PS: I understand the first line in the proof points towards finding a point $\pmb v$ on the plane such that the distance between $\pmb x \ \text{and }\ \pmb v$ is minimized.
Thanks
The proof you provided is not complete. It's only the first part of it.
The distance between a point $\textbf{x}$ and a hyperplane $H$ defined by $(\textbf{w},b)$ is defined by:
$$ d(\textbf{x},H) = \underset{\textbf{v} \in H}{\text{min }} \|\textbf{x}-\textbf{v}\|\ $$
That is, one is trying to find the point $\textbf{v}$ in the hyperplane that minimises the distance to the point $\textbf{x}$. The proof is done by taking any point $\textbf{u} \in H$ and showing that:
$$ \| \textbf{x}-\textbf{u} \| \geq \|\textbf{x}-\textbf{v}\| = |\langle \textbf{w}, \textbf{x} \rangle +b | $$ where $\textbf{v} = \textbf{x} - (\langle \textbf{x}, \textbf{w} \rangle +b) \textbf{w}$.
That is, the point $\textbf{v}$ that we constructed is the one that minimises the distance to the point $x$ and hence $\|\textbf{x} - \textbf{v}\|$ is the distance between the hyperplane and $x$.

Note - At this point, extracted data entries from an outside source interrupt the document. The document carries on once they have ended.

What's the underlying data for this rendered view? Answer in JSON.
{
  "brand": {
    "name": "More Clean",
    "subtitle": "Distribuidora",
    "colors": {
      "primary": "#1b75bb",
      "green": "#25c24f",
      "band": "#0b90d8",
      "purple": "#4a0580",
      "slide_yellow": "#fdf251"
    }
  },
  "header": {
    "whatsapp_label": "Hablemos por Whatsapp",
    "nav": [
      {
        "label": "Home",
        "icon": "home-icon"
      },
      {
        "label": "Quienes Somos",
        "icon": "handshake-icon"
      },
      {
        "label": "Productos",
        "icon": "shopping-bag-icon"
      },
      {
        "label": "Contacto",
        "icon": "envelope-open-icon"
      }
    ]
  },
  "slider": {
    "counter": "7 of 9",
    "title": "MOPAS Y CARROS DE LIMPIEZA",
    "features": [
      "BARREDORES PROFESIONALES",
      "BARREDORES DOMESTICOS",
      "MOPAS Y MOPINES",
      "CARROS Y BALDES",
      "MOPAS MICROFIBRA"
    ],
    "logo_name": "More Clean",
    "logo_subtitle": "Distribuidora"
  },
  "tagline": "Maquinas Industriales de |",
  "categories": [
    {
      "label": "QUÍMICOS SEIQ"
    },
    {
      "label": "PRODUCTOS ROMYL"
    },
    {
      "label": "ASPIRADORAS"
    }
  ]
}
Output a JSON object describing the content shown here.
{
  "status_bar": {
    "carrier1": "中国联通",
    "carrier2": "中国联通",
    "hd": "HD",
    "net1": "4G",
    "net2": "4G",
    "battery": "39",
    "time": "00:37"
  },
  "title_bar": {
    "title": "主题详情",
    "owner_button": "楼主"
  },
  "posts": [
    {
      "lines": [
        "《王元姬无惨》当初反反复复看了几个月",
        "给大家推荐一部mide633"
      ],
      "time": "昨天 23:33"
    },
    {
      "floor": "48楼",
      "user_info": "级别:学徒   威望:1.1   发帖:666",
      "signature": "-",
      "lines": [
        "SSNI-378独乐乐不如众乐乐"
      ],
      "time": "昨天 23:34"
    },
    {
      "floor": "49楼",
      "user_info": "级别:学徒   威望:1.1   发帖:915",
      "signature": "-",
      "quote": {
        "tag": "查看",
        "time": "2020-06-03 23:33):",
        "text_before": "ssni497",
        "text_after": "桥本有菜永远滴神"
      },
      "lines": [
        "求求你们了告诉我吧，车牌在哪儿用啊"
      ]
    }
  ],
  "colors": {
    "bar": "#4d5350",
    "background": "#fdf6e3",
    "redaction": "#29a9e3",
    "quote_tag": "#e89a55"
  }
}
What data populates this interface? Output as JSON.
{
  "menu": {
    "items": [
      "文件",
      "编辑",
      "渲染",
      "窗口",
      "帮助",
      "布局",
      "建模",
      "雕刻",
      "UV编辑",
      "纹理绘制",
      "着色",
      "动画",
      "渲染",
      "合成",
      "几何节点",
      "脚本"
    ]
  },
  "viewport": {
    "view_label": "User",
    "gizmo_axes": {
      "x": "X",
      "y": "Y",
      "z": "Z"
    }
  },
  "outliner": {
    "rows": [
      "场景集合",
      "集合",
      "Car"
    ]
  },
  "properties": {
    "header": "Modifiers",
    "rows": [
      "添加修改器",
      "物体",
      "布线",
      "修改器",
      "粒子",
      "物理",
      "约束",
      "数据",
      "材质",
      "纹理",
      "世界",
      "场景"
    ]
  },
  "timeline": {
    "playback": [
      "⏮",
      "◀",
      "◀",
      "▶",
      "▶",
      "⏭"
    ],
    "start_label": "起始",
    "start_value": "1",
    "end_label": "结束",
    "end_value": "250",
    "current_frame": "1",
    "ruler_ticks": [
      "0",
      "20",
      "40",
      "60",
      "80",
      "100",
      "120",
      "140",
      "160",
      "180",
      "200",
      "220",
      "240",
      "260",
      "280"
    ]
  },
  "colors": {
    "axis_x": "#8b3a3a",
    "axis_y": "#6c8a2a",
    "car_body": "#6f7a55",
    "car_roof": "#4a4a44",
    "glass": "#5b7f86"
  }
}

Here I used the same notation in the book and skipped the calculus since it's provided in there. The construction of $v$ is based on addition of vectors. You can think of $\textbf{x}$ as a vector from the origin to the point $x$. Similarly, $\langle (\textbf{w}, \textbf{x} \rangle+b) \textbf{w} $ is the vector from the origin to the orthogonal projection on the plane. Hence, the distance we're looking for, i.e., the distance between $x$ and its orthogonal projection, is just the difference between these two vectors.